Parvenue au dernier étage d’un bel escalier blanc tortueux, j’aperçois Nathalie au seuil de son appartement. Jolie princesse aux pieds nus (ici point de comtesse, n’en déplaise à Ava Gardner, on est dans un palais que diantre !!!) et en jean, elle paraît toute fluette dans l’encadrure de son immense porte.
Cette impression est rapidement contrecarrée par une ferme poignée de main comme je les aime et un débit de parole très assuré. Je pénètre dans son gigantesque salon au sol recouvert de tapis colorés et aux murs ornés de tableaux de toutes tailles, avant de me poser avec elle sur sa magnifique terrasse fleurie pour l’écouter avec délectation me raconter une (infime) partie de sa vie bien remplie.

Libre et atypique sont probablement les deux mots qui me sont venus spontanément à l’esprit à l’issue des deux heures que nous avons passées ensemble. Cette femme a eu mille vies déjà. Certains la trouveront peut-être agaçante, en ce qui me concerne je l’ai trouvé simplement passionnante et attachante. Une sorte de princesse des temps modernes qui construit sa vie comme un conte de fée et vit aujourd’hui en partie retirée sur sa terrasse (un ancien donjon d’ailleurs). Lorsqu’elle déroule sa longue chevelure blonde avant de la replacer en chignon à l’aide d’un peigne doré qui pourrait faire penser à une petite couronne, on ne peut évidemment que songer à Rapunzel des contes de Grimm (aka Raiponce, pour les béotiens qui ne connaîtraient le conte que grâce à notre ami Disney).

De l’archéologie égyptienne à la Via del Nilo (la rue du Nil)

Je ne lui ai pas fait raconter sa généalogie – que j’avais lue avant de la rencontrer, notamment dans ce très beau portrait de Libération – mais je vais tout de même en faire un bref résumé pour planter le décor.
Fille du banquier, poète et artiste Bernard Heidsieck (je suis d’ailleurs tombée amoureuse d’une de ses œuvres grand format dans l’immense chambre principale du Purgatoire) et de l’artiste Françoise Janicot, Nathalie Heidsieck de Saint Phalle n’a certainement pas vécu une enfance comme vous et moi, grandissant entourée d’artistes de la beat generation.

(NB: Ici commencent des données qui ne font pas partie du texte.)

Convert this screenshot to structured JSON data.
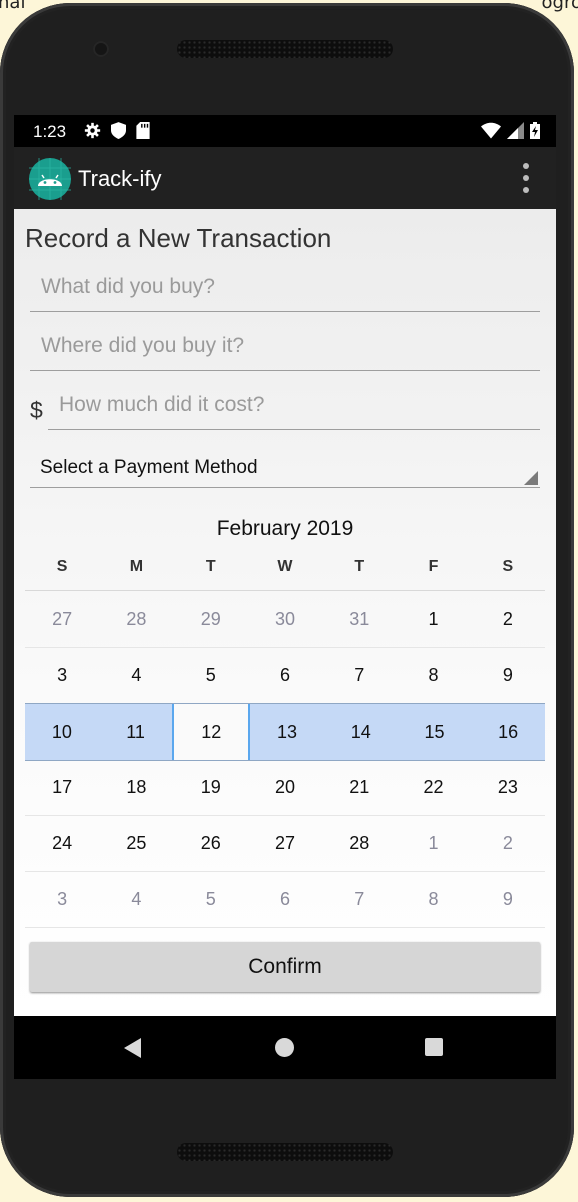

Mariée très jeune à Philippe de Saint Phalle (neveu de Niki), elle fait des études d’archéologie égyptienne très poussées, qu’elle interrompt six mois avant de rendre sa thèse. D’esprit nomade et aventureux, elle voyage beaucoup, notamment au Yémen et en Iran. C’est ainsi qu’elle embrasse la carrière de journaliste pour le magazine Actuel, après avoir témoigné de SA réalité du Yémen pour une radio française, lorsqu’elle était sur place. Comme elle le dit très justement, les journalistes avaient encore à l’époque la possibilité de prendre le temps pour faire du journalisme d’investigation, en enquêtant pendant des mois sur un sujet.

C’est d’ailleurs un travail de longue haleine sur la guerre en ex-Yougoslavie qui la mène à Naples en 1994, où elle trouve un imprimeur moins onéreux qu’en France pour publier son livre (très illustré) sur le conflit. Pour diverses raisons, elle doit rester à Naples plus longtemps que prévu. C’est l’époque où la ville commence à s’ouvrir au tourisme et en premier lieu aux artistes. Ce qu’elle raconte de Naples à cette époque est stupéfiant, j’espère que vous aurez l’occasion de l’entendre.

On lui propose alors de louer l’immense appartement dans lequel je la rencontre, en haut du Palais Spinelli, face à l’église del Purgatorio et à l’angle de la Via Nilo (nous voilà revenus au Nil et à l’Egypte, la boucle est bouclée). Quitte à rester « coincée » à Naples, autant habiter dans un bel endroit, même si le loyer est bien au-dessus de ses moyens ! Elle imagine alors une sorte de bail communautaire pour ses amis parisiens qui occupent ponctuellement ce vaste appartement et contribuent à le décorer peu à peu.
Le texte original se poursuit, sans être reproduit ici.